手掛かり
木戸が電話を切ってからというもの、ケイは同じ所を行ったり来たりしていた。何かが起きた。おそらく、チャンに関係する何かが。
「いい加減にしなさい。目が回るわよ」
メイヤーがケイの肩を掴んだ。ジュナはマーティンのカフェへ仕事をしに行っていた。
「心配なのもわかるけど、それよりこのぶちゃいくな犬を何とかしてちょうだいよ」
彼女はケイがチャーリーの自宅から拾ってきた犬のマリーを指さした。マリーは部屋の隅で小さくなっている。
「ああ、あれですか」
「そうよ。怯えちゃってかわいそう。抱っこでもしてあげたら?」
ケイは言われた通りにマリーを抱き上げた。すると自分の緊張もいくらか和らいだ。
「あれ?」
マリーの背中を撫でていると、バンダナに何か挟まっていることに気が付いた。バンダナを外し、広げてみると小さなノートが入っていた。どうやらチャーリーが書いたものらしい。
広げてみると、ある男の特徴が書かれていた。
『ブレント・スチュアート・・・イングリッシュパブで出会った男。茶髪、やや大柄、細身、どこか人の良さそうな顔。どことなくチャンと似た空気をまとっているような気がするが、奴とはまた別物。特技は素性当て。探偵か?』
ページをめくる。今度は小さな文字でびっしりと埋め尽くされていた。小説の下書きのようだった。
『ある荒れ果てた街に、無邪気な悪魔が住んでいた。彼の名は 。彼は昔から嘘が好きだった。
やがて彼は、自分には周りの人間を追い込み、操る才能があることに気が付いた。彼は自らの置かれた環境を崩してしまうのが好きだった。それがどんなに平和で統一されたものであったとしても、バラバラに分解し、それを違う形に作り替えるのが好きだった。いや、そうしなければ生きられなかったのかもしれない。自分が解散したとおりに他人が動くのを見ていると癒された。自分にはそれができるということを何度も繰り返し確認した。

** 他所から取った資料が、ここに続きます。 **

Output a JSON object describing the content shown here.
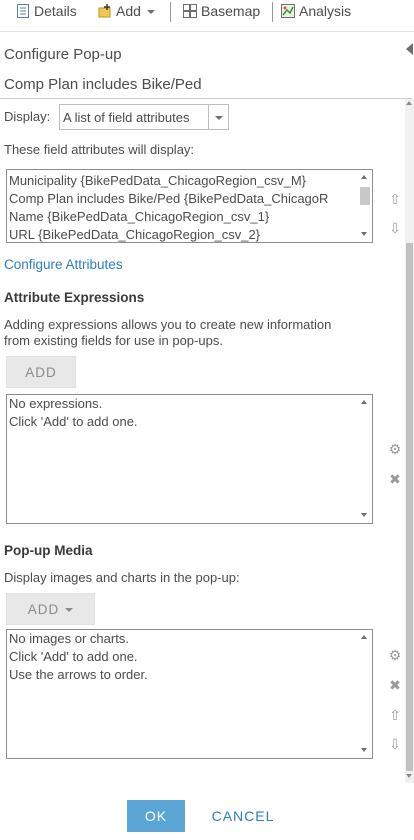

そんなことを続けているうちに、彼の周りには誰もいなくなってしまった。家を出て、初めてできた仲間たちの絆を引き裂き、何もかもめちゃくちゃにしたとき、彼は自分の目の前にゴールを見たような気がした。しかし、彼は気が付いた。ゴールの先にも、まだ道は続いていたのだ。』
またページをめくる。そこには明らかに筆跡の異なる文字が並んでいた。
『久しぶりだねケイ。西の繁華街に、噴水広場があるだろう? 今日の夜九時、リサがそこで待っているはずだ。君がずっと知りたかった答えがそこにあるんじゃないか? そのために僕の邪魔をしたんだろう? 用が済んだら、そのまま近くの灯台まで来るといい。僕が死ななかったら、そこで君を待っているはずだ。ああそうだ。リサには「イーサンは来られなくなった」って伝えてくれ』
「リサ……」
「ケイ? どうしたの?」
メイヤーが心配そうにのぞき込む。